Karel Polacek, écrivain tchèque juif, est mort en 1945 dans un camp de concentration. Et dire que c'est le dernier livre qu'il a écrit avant sa déportation en 1943, alors que ses livres étaient deja interdits de publication et qu'il était désoeuvré , vivant de ses économies. C'est dans une cache luxueuse au siège de la Communauté juive de Prague , la dernière à rester dans le Protectorat après la fermeture de toutes les autres corporations juives du pays, qu'il écrit cet éloge joyeux de l'âge de l'innocence. le narrateur est un petit garçon, fils d'un épicier d'une ville de province isolée, probablement l'alter ego de l'auteur, lui-même fils d'un épicier de la ville de Rychnov, aux confins de la Bohème orientale. Caché chez un ami pragois de Polacek le manuscrit verra le jour en 1946, roman culte dans son pays , il restera le symbole de la joie de vivre pour toutes les générations tchèques à venir jusqu'à nos jours.
De la hauteur d'un enfant, le narrateur Petr Bajza doté d'un don aigu de l'observation et d'un langage au ton incrédule , avec toute la fraîcheur et l'innocence de son jeune âge, raconte des épisodes truculentes de son enfance . Les personnages enfants ou adultes colorés et originales donnent une image nostalgique de cette société de bourgade tchèque de province de l'époque. Zilvar , le fils du mendiant en chef de la ville à la jambe de bois, Eva la fille du pâtissier macho qui refuse qu'on s'adresse à lui en tant que « Très estimés époux Svoboda », Otakar le fils du riche de la ville qui ne circule jamais sans sa gouvernante et qui aimerait participer à tous les exploits ,…..Les anecdotes, l'une plus croustillante que l'autre, comme celle délicieuse de l'arrivée d'un cirque qui va mobiliser toute la communauté enfantine racontent les aventures de cinq polissons interchangeables 😁qui affrontant la vie sans peur, sans vergogne, avec une logique intacte encore non souillée observant le monde incompréhensible des adultes. Des jeux de mots , comme « un saint-et-maître », « catégisme », « Votre Excrémence », « miséri-cordonnier », « le thermo- maître »….parsèment ce merveilleux texte comme des pâquerettes .

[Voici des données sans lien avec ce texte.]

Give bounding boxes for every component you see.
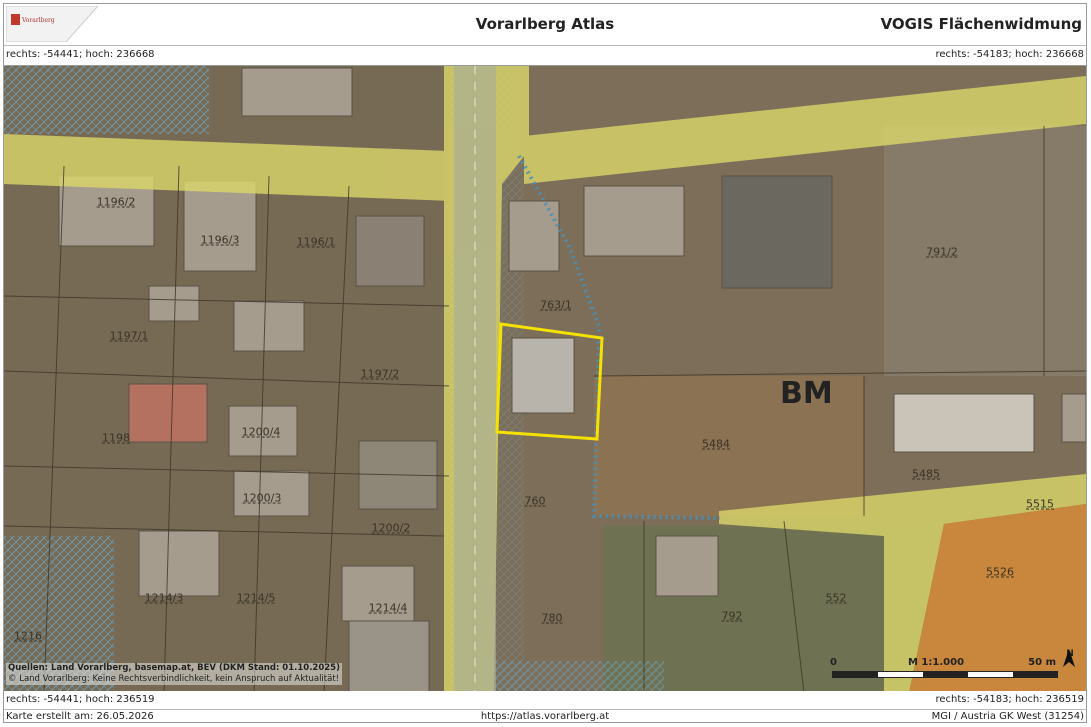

Vu les circonstances particulièrement difficiles de l'écriture de ce livre , pour l'auteur écrire une histoire d'une telle douceur, de tendresse et d'humour à mon avis devait relever de l'exploit, sans doute fut-il un échappatoire à son présent et à son futur sans espoir. Il n'y sera jamais question de juifs ou de judaïsme , ni de nazis, les seuls fois qu'ils apparaissent étant dans un contexte humoristique à la page 180 , « …veuillez ne pas vous agiter comme un juif dans une poêle », et p.289 , deux éléphants qui s'insultent « Je vais te tripoter les côtes jusqu'à ce que tu entendes chanter les coeurs célestes ,espèce de nazi. ». J'aurais voulu mettre pleines pleines de citations mais c'était trop long à recopier 😁, et puis je vous laisse le plaisir de les découvrir !
Un pur bonheur de lecture !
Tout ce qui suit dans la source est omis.